Markov bound for super-martingales

For any non-negative super-martingale, the probability that its maximum \max _ t X_ t ever exceeds a given value c is at most \textrm{E}[X_0]/c.

The Markov bound plays a fundamental role in the following sense: many probabilistic proofs, including, for example, the proof of the Chernoff bound, rely ultimately on the Markov bound. This note discusses a bound that plays a role similar to the Markov bound in a particular important scenario: when analyzing the maximum value achieved by a given non-negative super-martingale.

Here’s a simple example. Alice goes to the casino with $1. At the casino, she plays the following game repeatedly: she bets half her current balance on a fair coin flip. (For example, on the first flip, she bets 50 cents, so she wins 50 cents with probability 1/2 and loses 50 cents with probability 1/2.) Will Alice’s winnings ever reach $10 or more? The bound here says this happens with probability at most 1/10.



Markov bound for super-martingale maxima

Let X_0,X_1,X_2,\ldots be a non-negative super-martingale — a sequence of non-negative random variables that is non-increasing in expectation: \textrm{E}[X_ t\, |\, X_{t-1}] \le X_{t-1}, and X_ t \ge 0 for each t. The sequence may be finite or infinite.

Consider the event that \max _ t X_ t \ge c, for some given c. To bound the probability of this event, if we have a bound on the expectation of \max _ t X_ t we can use the Markov bound. For example, in the ideal case, if it happens that \textrm{E}[\max _ t X_ t] is at most \textrm{E}[X_0], then the Markov bound implies that the event in question happens with probability at most \textrm{E}[X_0]/c. Although \textrm{E}[\max _ t X_ t] can be much larger than \textrm{E}[X_0], the desired bound in any case:

Lemma (Markov for super-martingale maxima).

Fix any c\ge 0
(a) \Pr [\max _ t X_ t \ge c] \le E[X_0]/c.
(b) \Pr [\max _ t X_ t > c] < E[X_0]/c.

In short, this bound substitutes for the Markov bound to give us a natural bound on the probability of the event \max _ t X_ t\ge c.

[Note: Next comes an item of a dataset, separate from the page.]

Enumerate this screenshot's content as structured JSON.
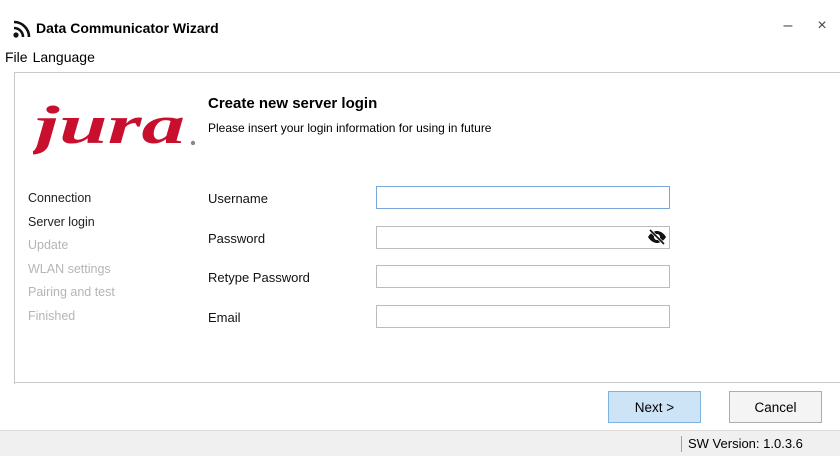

Note that in most applications X_0 will be a fixed value independent of the outcome.

Proof idea

For our purposes, knowing how to use this bound is more important than knowing how to prove it. Here is the proof just for the sake of completeness.

To get the intuition, consider the following seemingly weaker bound. If T is any stopping time with finite expectation, then by Wald’s equation \textrm{E}[X_ T] is at most \textrm{E}[X_0], so by Markov \Pr [X_ T \ge c] is at most \textrm{E}[X_0]/c. That is, the desired bound holds for the single value X_ T.

The proof of the lemma uses this argument, with T specifically defined to be the first time such that X_ T \ge c (if any, else \infty ). (In the example, this is analogous to Alice quitting as soon as her winnings reach $10.) This T is indeed a stopping time, and, crucially, the event \max _ t X_ t \ge c occurs only if X_ T \ge c. So the bound on \Pr [X_ T \ge c] from the previous paragraph implies the result. A technical obstacle is that T might not have finite expectation, but this is easily overcome via a limit argument.

Proof

Pessimistic estimator

(a) Given the value X_{t} at the current time t, as long as the bad event has not yet happened (that is, as long as \forall s \lt t. ~ X_ s \lt c ), the value \phi _ t = X_ t/c is a pessimistic estimator for the conditional probability of the event \exists t.~ X_ t \ge c. The value is initially \textrm{E}[X_0]/c, it is non-increasing in expectation with each step, and, as long as it remains less than 1, the event in question doesn’t happen.

(b) The same \phi _ t is a pessimistic estimator for the event in part (b): the value is initially \textrm{E}[X_0]/c, it is non-increasing in expectation with each step, and, as long as it remains less than or equal to 1, the event in question doesn’t happen.